The results swerved away from their Latin rock core into more fusion-focused sounds, and several of the core group became disinterested. As things began to change in Santana, though, the next big thing presented itself to Rolie. One of the new faces was a youngster named Neal Schon. Together, they would split off to form Journey.
“In Santana, Carlos was trying to play jazz, and quite frankly I can listen to it, but I’m not a jazz player.
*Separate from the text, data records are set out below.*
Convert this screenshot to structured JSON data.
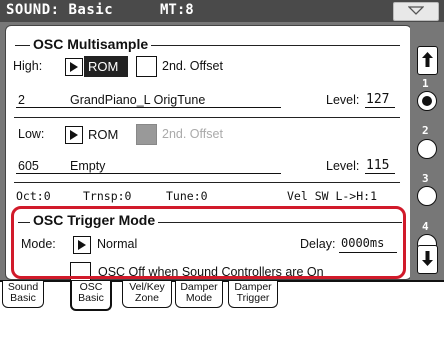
{
  "title_bar": {
    "title": "SOUND: Basic",
    "mode": "MT:8"
  },
  "osc_multisample": {
    "title": "OSC Multisample",
    "high": {
      "label": "High:",
      "source": "ROM",
      "second_offset": "2nd. Offset",
      "number": "2",
      "name": "GrandPiano_L OrigTune",
      "level_label": "Level:",
      "level_value": "127"
    },
    "low": {
      "label": "Low:",
      "source": "ROM",
      "second_offset": "2nd. Offset",
      "number": "605",
      "name": "Empty",
      "level_label": "Level:",
      "level_value": "115"
    },
    "params": {
      "oct": "Oct:0",
      "trnsp": "Trnsp:0",
      "tune": "Tune:0",
      "vel_sw": "Vel SW L->H:1"
    }
  },
  "osc_trigger_mode": {
    "title": "OSC Trigger Mode",
    "mode_label": "Mode:",
    "mode_value": "Normal",
    "delay_label": "Delay:",
    "delay_value": "0000ms",
    "checkbox_label": "OSC Off when Sound Controllers are On"
  },
  "page_selector": {
    "pages": [
      "1",
      "2",
      "3",
      "4"
    ],
    "selected": "1"
  },
  "tabs": [
    {
      "line1": "Sound",
      "line2": "Basic"
    },
    {
      "line1": "OSC",
      "line2": "Basic"
    },
    {
      "line1": "Vel/Key",
      "line2": "Zone"
    },
    {
      "line1": "Damper",
      "line2": "Mode"
    },
    {
      "line1": "Damper",
      "line2": "Trigger"
    }
  ],
  "colors": {
    "highlight": "#d11a2a",
    "title_bar": "#4a4a4a",
    "background": "#777777"
  }
}
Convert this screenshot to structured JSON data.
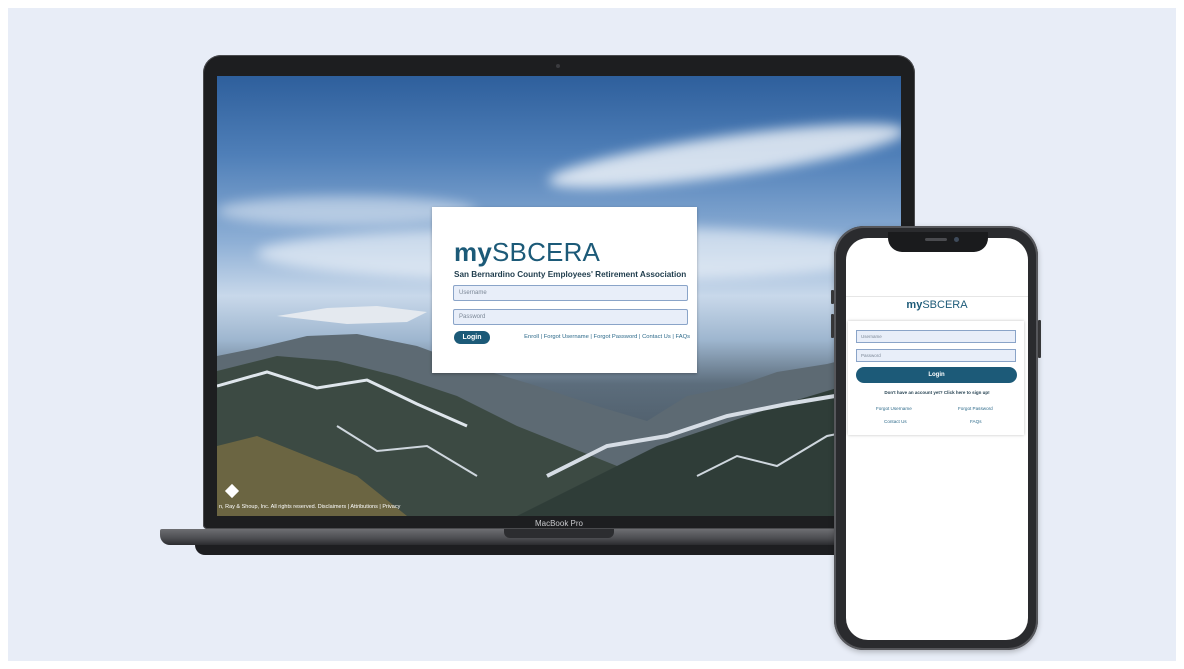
{
  "laptop": {
    "model_label": "MacBook Pro",
    "site": {
      "brand_bold": "my",
      "brand_rest": "SBCERA",
      "subtitle": "San Bernardino County Employees' Retirement Association",
      "username_placeholder": "Username",
      "password_placeholder": "Password",
      "login_label": "Login",
      "links": "Enroll | Forgot Username | Forgot Password | Contact Us | FAQs",
      "footer": "n, Ray & Shoup, Inc. All rights reserved.   Disclaimers | Attributions | Privacy"
    }
  },
  "phone": {
    "brand_bold": "my",
    "brand_rest": "SBCERA",
    "username_placeholder": "Username",
    "password_placeholder": "Password",
    "login_label": "Login",
    "signup_text": "Don't have an account yet? Click here to sign up!",
    "links": {
      "forgot_username": "Forgot Username",
      "forgot_password": "Forgot Password",
      "contact_us": "Contact Us",
      "faqs": "FAQs"
    }
  },
  "colors": {
    "brand": "#1c5a78",
    "stage_background": "#e8edf7"
  }
}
Nobody in the band was, including Carlos,” Rolie says. “The stuff we were playing, it was like we were leaving back the audience we built. It’s not what I would have done, so I left and Neal left — everybody left.”
Fast forward more than four decades, and Schon has engineered a long-awaited reunion of Santana, Rolie and fellow Woodstock vets Mike Shrieve and Mike Carabello for a new studio effort. Bassist David Brown passed in 2000; he’s been replaced by Benny Rietveld, a 1990s-era member of Santana’s band. The project is reportedly going to be titled Santana IV.